Figure 7 shows an eye indicating the consciousness of our mind located on the subtler side of wisdom. Such a location of our mindset enables fully focused attention. Wisdom transcends rationality of sense perception and action related to survival. Consciousness located here is capable of enabling the deepest insight onto subtle truths of life unavailable to sense perception.

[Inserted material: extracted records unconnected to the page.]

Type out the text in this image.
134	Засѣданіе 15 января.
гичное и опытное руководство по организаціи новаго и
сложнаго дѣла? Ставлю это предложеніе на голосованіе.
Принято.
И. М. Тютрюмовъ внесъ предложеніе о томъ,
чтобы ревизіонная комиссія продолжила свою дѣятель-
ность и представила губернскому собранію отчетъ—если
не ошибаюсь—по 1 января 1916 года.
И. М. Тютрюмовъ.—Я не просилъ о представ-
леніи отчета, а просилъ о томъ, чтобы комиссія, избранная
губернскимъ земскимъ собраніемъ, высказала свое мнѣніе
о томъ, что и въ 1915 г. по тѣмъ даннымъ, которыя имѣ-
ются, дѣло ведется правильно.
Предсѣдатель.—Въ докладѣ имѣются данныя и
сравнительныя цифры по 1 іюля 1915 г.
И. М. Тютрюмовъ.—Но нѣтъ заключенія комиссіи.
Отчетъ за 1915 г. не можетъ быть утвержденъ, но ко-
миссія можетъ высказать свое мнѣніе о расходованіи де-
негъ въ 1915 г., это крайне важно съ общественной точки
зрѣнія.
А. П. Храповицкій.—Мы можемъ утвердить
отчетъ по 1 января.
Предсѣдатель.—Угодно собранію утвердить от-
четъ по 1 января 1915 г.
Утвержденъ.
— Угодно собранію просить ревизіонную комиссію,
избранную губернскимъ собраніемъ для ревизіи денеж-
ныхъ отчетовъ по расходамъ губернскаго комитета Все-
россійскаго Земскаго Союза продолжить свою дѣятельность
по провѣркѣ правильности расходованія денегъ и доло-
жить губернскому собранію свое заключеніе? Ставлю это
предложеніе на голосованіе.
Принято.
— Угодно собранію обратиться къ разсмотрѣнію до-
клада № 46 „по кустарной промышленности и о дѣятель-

Consciousness in this state is superconscious. That is when we go beyond the divisive specificity of sense perception into the lap of multiple possibilities. Wisdom accommodates paradoxes when rational intellect does not. In this superconscious state, we can unlock hidden secrets of subtle connections between infinitely diverse existents. Then, we begin celebrating diversity in the light of our underlying oneness. This is the ultimate human achievement.

Wisdom is characterized by a total lack of survival fixation. As such, it looks at survival with no short-term immediacy but with a long-term view. Each individual and humanity as a whole is much happier and healthier with a long-term view than with a short-term survival fixation which is fraught with usual unhappiness, disease and suffering. Contemplation of any subtle matter of existence with undistracted focus of attention of our consciousness located in this survival transcendent state leads to a deeply inner experience of the matter as it really is replacing prior understandings and beliefs.

Consciousness located elsewhere in the zones of rational intellect, ego identity, sensory faculty and physical body is characterized by survival related distractions which can only lead to subjective understanding coloured by our survival oriented hidden agendas set by the unconscious. Our ordinary waking consciousness falls in this category. Contemplation of subtleties of life in a superconscious state of undistracted attention leads to deep insights that can transform life.  Our calm and deliberate journey of “self” exploration while breathing deep attenuates the strength of the natural unconscious mindset that continues to plague humanity. History has shown that without a lasting proactive approach, it does not let up.